A wide range of research by members of the SCAR Standing Committee on Humanities and Social Sciences (SC-HASS) is featured in a new book, Anthropocene Antarctica: Perspectives from the Humanities, Law and Social Sciences. This collection of essays, published in Routledge’s ‘Environmental Humanities’ series and edited by Prof. Elizabeth Leane and Assoc. Prof. Jeff McGee (University of Tasmania), had its origin in the 2017 SC-HASS biennial conference in Hobart – a number of the chapters are based on papers originally delivered there.
The publisher’s description is as follows:
“Anthropocene Antarctica offers new ways of thinking about the ‘Continent for Science and Peace’ in a time of planetary environmental change. In the Anthropocene, Antarctica has become central to the Earth’s future. Ice cores taken from its interior reveal the deep environmental history of the planet and warming ocean currents are ominously destabilising the glaciers around its edges, presaging sea-level rise in decades and centuries to come. At the same time, proliferating research stations and tourist numbers challenge stereotypes of the continent as the ‘last wilderness.’ The Anthropocene brings Antarctica nearer in thought, entangled with our everyday actions. If the Anthropocene signals the end of the idea of Nature as separate from humans, then the Antarctic, long considered the material embodiment of this idea, faces a radical reframing.”

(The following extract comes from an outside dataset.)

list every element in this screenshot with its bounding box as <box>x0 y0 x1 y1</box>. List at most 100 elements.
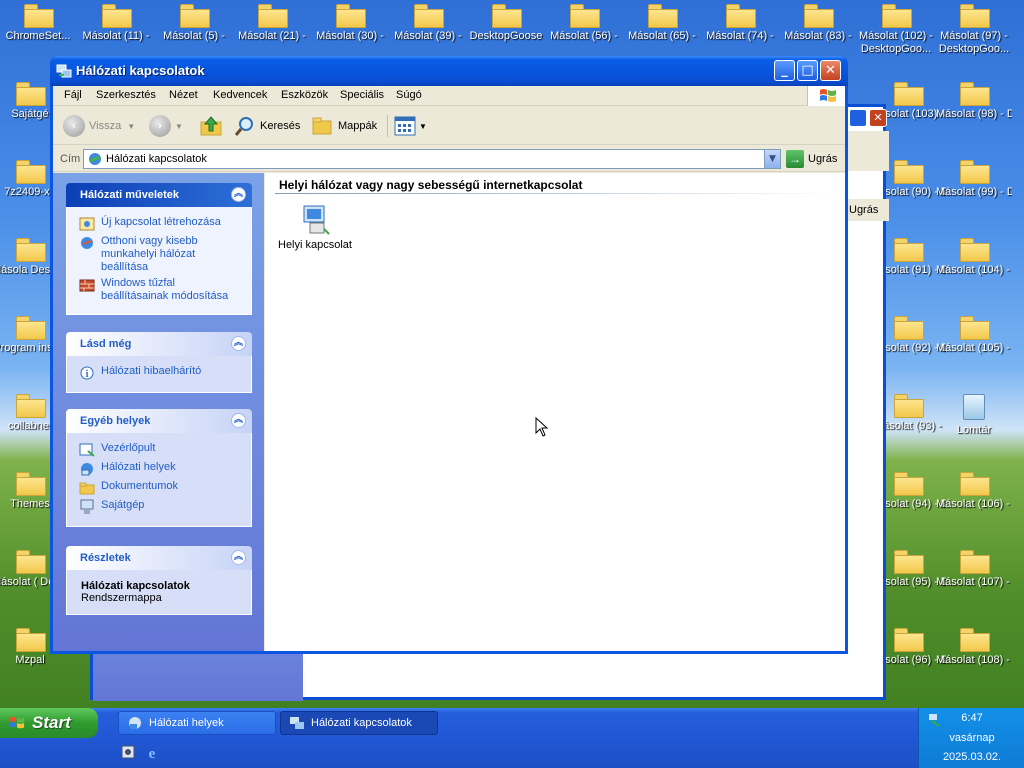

Understanding the southern polar region in the twenty-first century requires contributions across the disciplinary spectrum. This collection paves the way for researchers in the Environmental Humanities, Law and Social Sciences to engage critically with the Antarctic, fostering a community of scholars who can act with natural scientists to address the globally significant environmental issues that face this vitally important part of the planet.